The right-hand column provides information on the status of the prediction job (9) and links for download of the prediction results, including the PDB files for the 10 top-ranked with corresponding alignments, the set of alignments between the target sequence and all structures in the template library used, a list containing the complete ranking of all alignments in acceding order according to GDT score, and a BLAST search result of the target sequence against the non-redundant PDB database (10). Below the box with download links a brief user guide for the Jmol viewer is given (11).
5. Secondary Structure Prediction
Click on a secondary structure job in the overview to display a summary page similar to the one depicted below (the number used in parentheses hereafter corresponds to the labels in the figure).
Secondary structure prediction is provided in two modes, using both three state and eight state models. You can switch between the two modes using the blue tab-menu (1).
Hovering over a residue will display the exact distribution of secondary structure classes in a popup box appearing next to the residue (2). The legend for the color-coding of the structure classes can be found in the right-hand column (5).
The right-hand column provides information on the status of the prediction job (3); Links for download of the prediction results, including the full class distribution for both models and the most likely secondary class sequence from the three-state model in PSIRED-like format (Buchan, et al., 2010) (4).
6. Disorder Prediction
If a structure prediction job has been submitted, a disorder prediction for the entire target sequence is also done. Graphics comparable to those described for secondary structure prediction are used to visualize the probability that a given residue is either in a disorder segment (marked in red) or non-disorder segment (marked in blue). Hovering over the residue will display the exact probabilities.
7. Domain Parsing
If a structure prediction job has been submitted, RaptorX explore whether the target sequence appears to consist of multiple domains or is a single folding unit. If multiple domains are found the domain parsing results will be available in table format outlining the span of each segment, the Pfam family it is predicted to belong to, and the E-value for this assignmen
8. Custom Alignment
Click on an alignment job in the job overview to obtain a job summary page similar to the one depicted below (the numbers used in parentheses hereafter correspond to the labels in the figure).
Clicking the drop down box brings up a selection menu from witch it is possible to switch between alternative alignments (1).

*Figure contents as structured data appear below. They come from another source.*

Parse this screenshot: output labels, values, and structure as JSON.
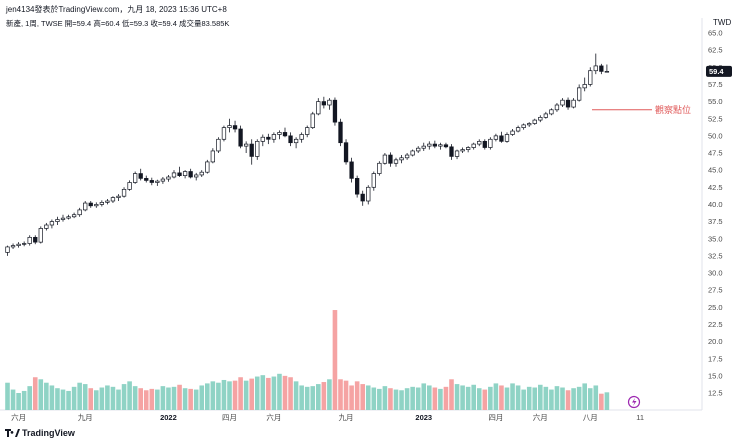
{
  "header": {
    "title": "jen4134發表於TradingView.com，九月 18, 2023 15:36 UTC+8",
    "currency": "TWD",
    "legend": "新產, 1周, TWSE  開=59.4  高=60.4  低=59.3  收=59.4  成交量83.585K"
  },
  "footer": {
    "logo_text": "TradingView"
  },
  "colors": {
    "up": "#26a69a",
    "down": "#ef5350",
    "up_volume": "#8fd3c5",
    "down_volume": "#f5a3a3",
    "annotation": "#e05a5a",
    "price_label_bg": "#131722"
  },
  "chart_data": {
    "type": "candlestick",
    "title": "新產, 1周, TWSE",
    "ylabel": "TWD",
    "ylim": [
      10,
      66
    ],
    "yticks": [
      "65.0",
      "62.5",
      "60.0",
      "57.5",
      "55.0",
      "52.5",
      "50.0",
      "47.5",
      "45.0",
      "42.5",
      "40.0",
      "37.5",
      "35.0",
      "32.5",
      "30.0",
      "27.5",
      "25.0",
      "22.5",
      "20.0",
      "17.5",
      "15.0",
      "12.5"
    ],
    "x_labels": [
      {
        "label": "六月",
        "index": 2,
        "bold": false
      },
      {
        "label": "九月",
        "index": 14,
        "bold": false
      },
      {
        "label": "2022",
        "index": 29,
        "bold": true
      },
      {
        "label": "四月",
        "index": 40,
        "bold": false
      },
      {
        "label": "六月",
        "index": 48,
        "bold": false
      },
      {
        "label": "九月",
        "index": 61,
        "bold": false
      },
      {
        "label": "2023",
        "index": 75,
        "bold": true
      },
      {
        "label": "四月",
        "index": 88,
        "bold": false
      },
      {
        "label": "六月",
        "index": 96,
        "bold": false
      },
      {
        "label": "八月",
        "index": 105,
        "bold": false
      },
      {
        "label": "11",
        "index": 114,
        "bold": false
      }
    ],
    "last_price": "59.4",
    "annotation": {
      "text": "觀察點位",
      "price": 53.8
    },
    "candles": [
      [
        33.0,
        34.0,
        32.5,
        33.8,
        14.0
      ],
      [
        33.8,
        34.3,
        33.5,
        34.0,
        13.0
      ],
      [
        34.0,
        34.5,
        33.7,
        34.2,
        12.5
      ],
      [
        34.2,
        34.6,
        33.9,
        34.3,
        12.8
      ],
      [
        34.3,
        35.5,
        34.0,
        35.2,
        13.5
      ],
      [
        35.2,
        35.5,
        34.2,
        34.5,
        14.8
      ],
      [
        34.5,
        36.8,
        34.3,
        36.5,
        14.5
      ],
      [
        36.5,
        37.3,
        36.2,
        37.0,
        14.0
      ],
      [
        37.0,
        37.8,
        36.5,
        37.5,
        13.6
      ],
      [
        37.5,
        38.2,
        37.0,
        37.8,
        13.2
      ],
      [
        37.8,
        38.5,
        37.5,
        38.0,
        13.0
      ],
      [
        38.0,
        38.5,
        37.8,
        38.2,
        12.8
      ],
      [
        38.2,
        38.8,
        38.0,
        38.5,
        13.4
      ],
      [
        38.5,
        39.5,
        38.2,
        39.2,
        14.0
      ],
      [
        39.2,
        40.5,
        39.0,
        40.2,
        13.8
      ],
      [
        40.2,
        40.5,
        39.5,
        39.8,
        13.2
      ],
      [
        39.8,
        40.3,
        39.5,
        40.0,
        12.9
      ],
      [
        40.0,
        40.6,
        39.7,
        40.3,
        13.3
      ],
      [
        40.3,
        40.8,
        40.0,
        40.5,
        13.6
      ],
      [
        40.5,
        41.2,
        40.2,
        41.0,
        13.4
      ],
      [
        41.0,
        41.5,
        40.5,
        41.2,
        13.0
      ],
      [
        41.2,
        42.5,
        41.0,
        42.2,
        13.8
      ],
      [
        42.2,
        43.5,
        42.0,
        43.2,
        14.2
      ],
      [
        43.2,
        44.8,
        43.0,
        44.5,
        13.5
      ],
      [
        44.5,
        45.2,
        43.5,
        43.8,
        13.2
      ],
      [
        43.8,
        44.2,
        43.2,
        43.5,
        12.9
      ],
      [
        43.5,
        43.9,
        42.8,
        43.2,
        13.1
      ],
      [
        43.2,
        43.6,
        42.7,
        43.4,
        13.0
      ],
      [
        43.4,
        44.0,
        43.0,
        43.7,
        13.5
      ],
      [
        43.7,
        44.3,
        43.3,
        44.0,
        13.3
      ],
      [
        44.0,
        45.0,
        43.8,
        44.6,
        13.4
      ],
      [
        44.6,
        45.5,
        44.0,
        44.2,
        13.7
      ],
      [
        44.2,
        45.0,
        43.8,
        44.8,
        13.2
      ],
      [
        44.8,
        45.2,
        43.8,
        44.0,
        13.1
      ],
      [
        44.0,
        44.6,
        43.5,
        44.3,
        13.0
      ],
      [
        44.3,
        45.0,
        44.0,
        44.7,
        13.6
      ],
      [
        44.7,
        46.5,
        44.5,
        46.2,
        13.9
      ],
      [
        46.2,
        48.2,
        46.0,
        47.8,
        14.2
      ],
      [
        47.8,
        49.8,
        47.5,
        49.5,
        14.0
      ],
      [
        49.5,
        51.5,
        49.2,
        51.2,
        14.4
      ],
      [
        51.2,
        52.5,
        50.5,
        51.5,
        14.2
      ],
      [
        51.5,
        52.2,
        50.5,
        51.0,
        14.3
      ],
      [
        51.0,
        51.5,
        48.2,
        48.5,
        14.8
      ],
      [
        48.5,
        49.2,
        47.5,
        48.8,
        14.3
      ],
      [
        48.8,
        49.5,
        45.8,
        47.0,
        14.6
      ],
      [
        47.0,
        49.5,
        46.5,
        49.2,
        14.9
      ],
      [
        49.2,
        50.2,
        48.5,
        49.8,
        15.1
      ],
      [
        49.8,
        50.3,
        48.8,
        49.5,
        14.7
      ],
      [
        49.5,
        50.5,
        49.0,
        50.2,
        14.9
      ],
      [
        50.2,
        50.8,
        49.5,
        50.5,
        15.3
      ],
      [
        50.5,
        51.2,
        49.8,
        50.0,
        15.0
      ],
      [
        50.0,
        50.5,
        48.5,
        49.0,
        14.8
      ],
      [
        49.0,
        49.8,
        48.2,
        49.5,
        14.2
      ],
      [
        49.5,
        50.5,
        49.0,
        50.2,
        13.6
      ],
      [
        50.2,
        51.5,
        49.8,
        51.2,
        13.4
      ],
      [
        51.2,
        53.5,
        51.0,
        53.2,
        13.5
      ],
      [
        53.2,
        55.5,
        53.0,
        55.0,
        13.8
      ],
      [
        55.0,
        55.7,
        54.0,
        54.5,
        14.1
      ],
      [
        54.5,
        55.5,
        53.8,
        55.2,
        14.5
      ],
      [
        55.2,
        55.6,
        51.5,
        52.0,
        24.6
      ],
      [
        52.0,
        52.5,
        48.5,
        49.0,
        14.5
      ],
      [
        49.0,
        49.5,
        45.8,
        46.2,
        14.3
      ],
      [
        46.2,
        46.8,
        43.2,
        43.8,
        13.6
      ],
      [
        43.8,
        44.2,
        41.0,
        41.5,
        14.2
      ],
      [
        41.5,
        42.0,
        39.8,
        40.5,
        13.8
      ],
      [
        40.5,
        42.8,
        40.0,
        42.5,
        13.6
      ],
      [
        42.5,
        44.8,
        42.0,
        44.5,
        13.3
      ],
      [
        44.5,
        46.3,
        44.2,
        46.0,
        13.1
      ],
      [
        46.0,
        47.5,
        45.8,
        47.2,
        13.5
      ],
      [
        47.2,
        47.6,
        45.5,
        46.0,
        13.2
      ],
      [
        46.0,
        46.8,
        45.5,
        46.5,
        13.0
      ],
      [
        46.5,
        47.2,
        46.0,
        46.8,
        12.9
      ],
      [
        46.8,
        47.5,
        46.5,
        47.2,
        13.2
      ],
      [
        47.2,
        48.0,
        47.0,
        47.8,
        13.4
      ],
      [
        47.8,
        48.5,
        47.5,
        48.2,
        13.3
      ],
      [
        48.2,
        49.0,
        47.8,
        48.5,
        13.9
      ],
      [
        48.5,
        49.2,
        48.0,
        48.8,
        13.6
      ],
      [
        48.8,
        49.3,
        48.2,
        48.5,
        13.3
      ],
      [
        48.5,
        49.0,
        48.0,
        48.7,
        13.1
      ],
      [
        48.7,
        49.0,
        48.2,
        48.4,
        13.4
      ],
      [
        48.4,
        48.8,
        46.5,
        47.0,
        14.5
      ],
      [
        47.0,
        48.0,
        46.6,
        47.8,
        13.8
      ],
      [
        47.8,
        48.3,
        47.5,
        48.0,
        13.6
      ],
      [
        48.0,
        48.5,
        47.6,
        48.3,
        13.4
      ],
      [
        48.3,
        49.0,
        48.0,
        48.8,
        13.7
      ],
      [
        48.8,
        49.5,
        48.5,
        49.2,
        13.2
      ],
      [
        49.2,
        49.5,
        48.0,
        48.3,
        13.0
      ],
      [
        48.3,
        49.8,
        48.0,
        49.5,
        13.4
      ],
      [
        49.5,
        50.3,
        49.2,
        50.0,
        13.9
      ],
      [
        50.0,
        50.6,
        49.0,
        49.2,
        13.6
      ],
      [
        49.2,
        50.5,
        49.0,
        50.2,
        13.3
      ],
      [
        50.2,
        51.0,
        50.0,
        50.7,
        13.9
      ],
      [
        50.7,
        51.5,
        50.5,
        51.2,
        13.6
      ],
      [
        51.2,
        51.8,
        50.9,
        51.6,
        13.0
      ],
      [
        51.6,
        52.0,
        51.3,
        51.8,
        13.4
      ],
      [
        51.8,
        52.5,
        51.6,
        52.3,
        13.3
      ],
      [
        52.3,
        53.0,
        52.0,
        52.7,
        13.7
      ],
      [
        52.7,
        53.5,
        52.5,
        53.2,
        13.4
      ],
      [
        53.2,
        54.0,
        53.0,
        53.8,
        13.0
      ],
      [
        53.8,
        54.8,
        53.5,
        54.5,
        13.5
      ],
      [
        54.5,
        55.5,
        54.2,
        55.2,
        13.3
      ],
      [
        55.2,
        55.6,
        53.8,
        54.2,
        12.9
      ],
      [
        54.2,
        55.5,
        54.0,
        55.2,
        13.2
      ],
      [
        55.2,
        57.5,
        55.0,
        57.0,
        13.4
      ],
      [
        57.0,
        58.5,
        56.5,
        57.5,
        13.9
      ],
      [
        57.5,
        60.0,
        57.2,
        59.5,
        13.2
      ],
      [
        59.5,
        62.0,
        59.0,
        60.2,
        13.6
      ],
      [
        60.2,
        60.5,
        59.0,
        59.4,
        12.4
      ],
      [
        59.4,
        60.4,
        59.3,
        59.4,
        12.6
      ]
    ]
  }
}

The alignment of the target and template sequences will be displayed after a selection is made and the “Display” button is pressed. Each position in the alignment is color-coded according to the chemical nature of the residue. The scheme used is: Red=Hydrophobic, Blue=Acidic, Magenta=Basic, Green=Hydroxyl+Amine (5). A '*' under aligned residues signifies matching residues, while ':' signifies the aligned residues being in the same functional group (2).
Similar to “Structure Prediction Job”, the right-hand column provides information on the status of the job (3) and links for download of the alignment results (4), including the set of alignments between the target sequence and all structures in the template library.